Certes, depuis quelques années la télévision québécoise s'est «médiocrisée» de manière générale. Radio-Canada ressemble trop souvent à une antenne d'État au sens soviétique du terme, alors qu'on a parfois la nette impression que l'animateur est un clone de Stéphane Dion, et la réalisatrice celui de Sheila Copps. Qui du reste n'a pas eu déjà son indigestion d'unifoliés? Et c'est en effet imbuvable, et surtout parfaitement indigne d'une authentique démocratie (mais qui sait, peut-être recueillons-«nous» de la sorte les “dividendes” des rencontres de M. Pierre Elliott Trudeau avec son grand ami Fidel, pour le dire à la façon de Charlebois). La qualité de la langue s'est aussi puissamment dégradée à Radio-Canada. Il est vrai également que Télé-Québec laisse de plus en plus souvent son écran à des individus qui nous “garochent” une langue française qui n'a plus beaucoup à voir avec celle de la toujours séduisante Anne-Marie Dussault. Reste en dernier ressort que ces deux réseaux publics se sont tout de même refusés, hors tout et à ce jour, à sombrer dans le n'importe quoi où baignent sans scrupules ou états d'âmes les deux stations de... Quebecor. À telle enseigne d’ailleurs, compte tenu de ses budgets ridicules en regard de ceux de ses concurrentes, que Télé-Québec se révèle à mon sens la chaîne la plus “honnête” du pays (Ah! ces films sans publicités, triés sur le volet avec goût, élégance et cueillis aux quatre coins du monde – dont bien sûr les françoises Europe et Québécie).

Hélas! Il fallait bien y venir. À Quebecor. Car il n'est pas indifférent, ni sans doute pur hasard, si l'expression la plus lamentable de notre télévision se conçoit dans les officines de cette transnationale qui n'a plus de québécois que le nom (et encore! non sans avoir éradiqué les accents aigus de sa raison sociale ainsi bien émasculée de ses origines). TVA/TQS, c'est non seulement de la télévision étatsunienne, et cela seulement. C'est aussi, on me permettra l'anglicisme de circonstance, la télévision la plus cheap que nous nous autorisons à inoculer dans l'esprit (ainsi se décervelant) de la collectivité québécoise (mais nom de nom à la fin! Y aurait-il perpétuellement de précieux fonds fédéraux occultes, en tout temps disponibles pour aliénation active de feue la Société distincte?).

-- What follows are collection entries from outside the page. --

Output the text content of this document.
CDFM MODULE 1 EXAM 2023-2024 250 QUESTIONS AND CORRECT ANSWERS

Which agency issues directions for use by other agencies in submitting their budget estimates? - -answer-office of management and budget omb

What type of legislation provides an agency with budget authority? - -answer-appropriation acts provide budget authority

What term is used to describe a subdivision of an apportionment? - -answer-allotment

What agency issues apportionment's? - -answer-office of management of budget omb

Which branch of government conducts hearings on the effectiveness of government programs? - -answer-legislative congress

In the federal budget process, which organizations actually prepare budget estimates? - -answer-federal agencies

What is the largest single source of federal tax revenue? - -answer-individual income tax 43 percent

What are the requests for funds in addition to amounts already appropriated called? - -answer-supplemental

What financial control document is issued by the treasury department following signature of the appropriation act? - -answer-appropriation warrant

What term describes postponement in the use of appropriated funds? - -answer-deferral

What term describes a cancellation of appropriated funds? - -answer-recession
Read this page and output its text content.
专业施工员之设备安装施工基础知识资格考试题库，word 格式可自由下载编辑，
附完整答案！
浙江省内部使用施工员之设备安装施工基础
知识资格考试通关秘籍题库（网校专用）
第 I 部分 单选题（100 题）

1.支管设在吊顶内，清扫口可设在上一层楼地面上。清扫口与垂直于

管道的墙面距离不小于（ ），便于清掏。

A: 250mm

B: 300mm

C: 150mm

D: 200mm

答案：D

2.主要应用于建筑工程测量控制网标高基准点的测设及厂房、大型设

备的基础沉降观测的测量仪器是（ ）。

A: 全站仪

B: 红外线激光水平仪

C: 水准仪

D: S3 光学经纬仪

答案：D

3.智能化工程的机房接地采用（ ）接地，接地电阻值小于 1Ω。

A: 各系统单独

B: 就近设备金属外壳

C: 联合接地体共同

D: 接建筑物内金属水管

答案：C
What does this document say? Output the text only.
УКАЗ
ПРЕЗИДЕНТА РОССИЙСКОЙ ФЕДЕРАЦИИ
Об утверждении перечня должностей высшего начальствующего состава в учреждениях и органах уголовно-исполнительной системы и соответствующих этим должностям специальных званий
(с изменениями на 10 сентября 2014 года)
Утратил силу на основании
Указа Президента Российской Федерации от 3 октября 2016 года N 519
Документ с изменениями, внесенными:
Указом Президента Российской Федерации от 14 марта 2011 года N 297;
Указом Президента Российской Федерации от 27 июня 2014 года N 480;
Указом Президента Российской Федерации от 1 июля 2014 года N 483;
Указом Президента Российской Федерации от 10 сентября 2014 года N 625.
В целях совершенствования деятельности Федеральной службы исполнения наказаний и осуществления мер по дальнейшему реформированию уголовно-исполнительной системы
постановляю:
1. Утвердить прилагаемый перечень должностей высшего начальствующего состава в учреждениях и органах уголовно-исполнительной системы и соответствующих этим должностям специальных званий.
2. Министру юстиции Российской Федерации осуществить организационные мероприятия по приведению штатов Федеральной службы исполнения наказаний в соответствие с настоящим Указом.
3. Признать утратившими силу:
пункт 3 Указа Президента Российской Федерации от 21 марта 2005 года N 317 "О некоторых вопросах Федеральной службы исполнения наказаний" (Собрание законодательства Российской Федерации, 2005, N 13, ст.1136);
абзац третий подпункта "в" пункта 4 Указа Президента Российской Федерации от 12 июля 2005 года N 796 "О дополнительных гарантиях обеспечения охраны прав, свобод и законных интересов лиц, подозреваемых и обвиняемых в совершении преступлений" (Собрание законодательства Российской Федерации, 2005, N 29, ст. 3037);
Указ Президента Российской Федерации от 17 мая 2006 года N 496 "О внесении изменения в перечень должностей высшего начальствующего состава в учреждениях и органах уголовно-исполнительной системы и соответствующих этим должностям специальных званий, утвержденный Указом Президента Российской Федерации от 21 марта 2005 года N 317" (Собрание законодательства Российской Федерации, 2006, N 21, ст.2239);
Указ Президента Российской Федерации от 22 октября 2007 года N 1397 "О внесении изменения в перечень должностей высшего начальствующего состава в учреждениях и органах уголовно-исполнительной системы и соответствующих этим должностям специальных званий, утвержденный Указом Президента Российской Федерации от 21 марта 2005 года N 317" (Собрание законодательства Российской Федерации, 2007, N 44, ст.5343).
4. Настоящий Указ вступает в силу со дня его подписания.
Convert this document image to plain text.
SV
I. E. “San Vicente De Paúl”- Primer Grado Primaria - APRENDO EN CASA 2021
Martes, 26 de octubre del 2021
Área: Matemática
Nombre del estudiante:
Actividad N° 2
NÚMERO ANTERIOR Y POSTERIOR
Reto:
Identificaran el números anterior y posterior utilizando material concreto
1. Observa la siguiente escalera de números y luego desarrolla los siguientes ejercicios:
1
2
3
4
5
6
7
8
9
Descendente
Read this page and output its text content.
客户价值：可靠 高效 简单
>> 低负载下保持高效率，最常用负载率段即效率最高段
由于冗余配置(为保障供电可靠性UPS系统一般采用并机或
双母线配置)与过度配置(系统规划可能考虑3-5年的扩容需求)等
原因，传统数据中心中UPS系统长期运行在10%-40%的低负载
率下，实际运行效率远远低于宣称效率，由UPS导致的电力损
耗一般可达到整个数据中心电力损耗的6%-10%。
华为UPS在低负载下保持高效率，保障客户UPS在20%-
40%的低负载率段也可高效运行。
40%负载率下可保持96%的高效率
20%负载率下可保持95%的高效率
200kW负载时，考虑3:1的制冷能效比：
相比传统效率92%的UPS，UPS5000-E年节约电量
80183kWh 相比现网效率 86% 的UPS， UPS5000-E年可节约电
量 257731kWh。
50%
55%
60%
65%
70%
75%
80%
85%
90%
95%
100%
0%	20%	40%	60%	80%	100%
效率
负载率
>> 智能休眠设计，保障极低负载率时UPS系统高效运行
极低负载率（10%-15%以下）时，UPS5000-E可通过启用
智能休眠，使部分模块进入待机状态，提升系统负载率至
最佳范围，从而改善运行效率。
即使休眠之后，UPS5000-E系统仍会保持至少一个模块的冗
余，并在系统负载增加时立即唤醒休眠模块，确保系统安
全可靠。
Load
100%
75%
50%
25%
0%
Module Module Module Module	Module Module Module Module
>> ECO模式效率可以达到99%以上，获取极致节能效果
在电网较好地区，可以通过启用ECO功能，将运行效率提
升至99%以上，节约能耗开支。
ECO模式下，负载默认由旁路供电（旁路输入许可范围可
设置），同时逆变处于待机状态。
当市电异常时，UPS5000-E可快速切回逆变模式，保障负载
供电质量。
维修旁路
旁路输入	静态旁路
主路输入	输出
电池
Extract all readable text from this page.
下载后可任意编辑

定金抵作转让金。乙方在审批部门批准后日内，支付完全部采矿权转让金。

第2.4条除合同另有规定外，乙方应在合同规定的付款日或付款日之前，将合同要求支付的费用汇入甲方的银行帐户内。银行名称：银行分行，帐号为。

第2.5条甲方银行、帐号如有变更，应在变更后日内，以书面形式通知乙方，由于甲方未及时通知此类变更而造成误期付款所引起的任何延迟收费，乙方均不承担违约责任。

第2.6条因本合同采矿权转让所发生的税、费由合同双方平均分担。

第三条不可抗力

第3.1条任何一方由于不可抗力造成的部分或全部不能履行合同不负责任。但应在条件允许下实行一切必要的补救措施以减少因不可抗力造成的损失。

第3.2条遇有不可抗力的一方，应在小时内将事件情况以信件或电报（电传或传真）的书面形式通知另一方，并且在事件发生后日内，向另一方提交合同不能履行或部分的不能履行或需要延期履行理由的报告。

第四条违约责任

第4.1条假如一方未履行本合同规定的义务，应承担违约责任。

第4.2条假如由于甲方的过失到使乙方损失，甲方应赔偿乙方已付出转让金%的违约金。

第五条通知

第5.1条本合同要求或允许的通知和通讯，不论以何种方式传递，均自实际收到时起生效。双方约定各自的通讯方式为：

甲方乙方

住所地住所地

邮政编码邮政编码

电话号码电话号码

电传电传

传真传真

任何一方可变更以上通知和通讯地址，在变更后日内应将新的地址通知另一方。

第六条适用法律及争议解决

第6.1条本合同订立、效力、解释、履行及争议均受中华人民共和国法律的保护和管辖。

Le citoyen en moi, croyez m'en, souffre de vilipender ainsi une industrie dont il n'était pas peu fier il y a peu encore. Or de quelle fierté pourrions-nous nous targuer à son sujet désormais, à titre de Québécois, alors qu'il s'agit d'une boîte qui semble n'avoir que l'appétit du gain; et ce sans autres considérations, ni de culture ni de qualité notamment. Une entreprise de type américain comme il y en a tant d'autres, quoi. Des firmes anonymes qui n'ont qu'une langue: le dollar, et qu'une obsession: le profit matériel. «Est-ce [vraiment] ainsi que les hommes vivent», demanderons-nous à nouveau en invoquant Aragon par le relais des Ferré et des Montand? Comme s'il n'y avait qu'un moule de plomb unique, seule matrice susceptible de tracer la courbe économique de la vie des hommes. Imagination néant!

Il n'y a pas de mal à s'enrichir. Mais ne peut-on s'enrichir qu'en semant la médiocrité à tous vents???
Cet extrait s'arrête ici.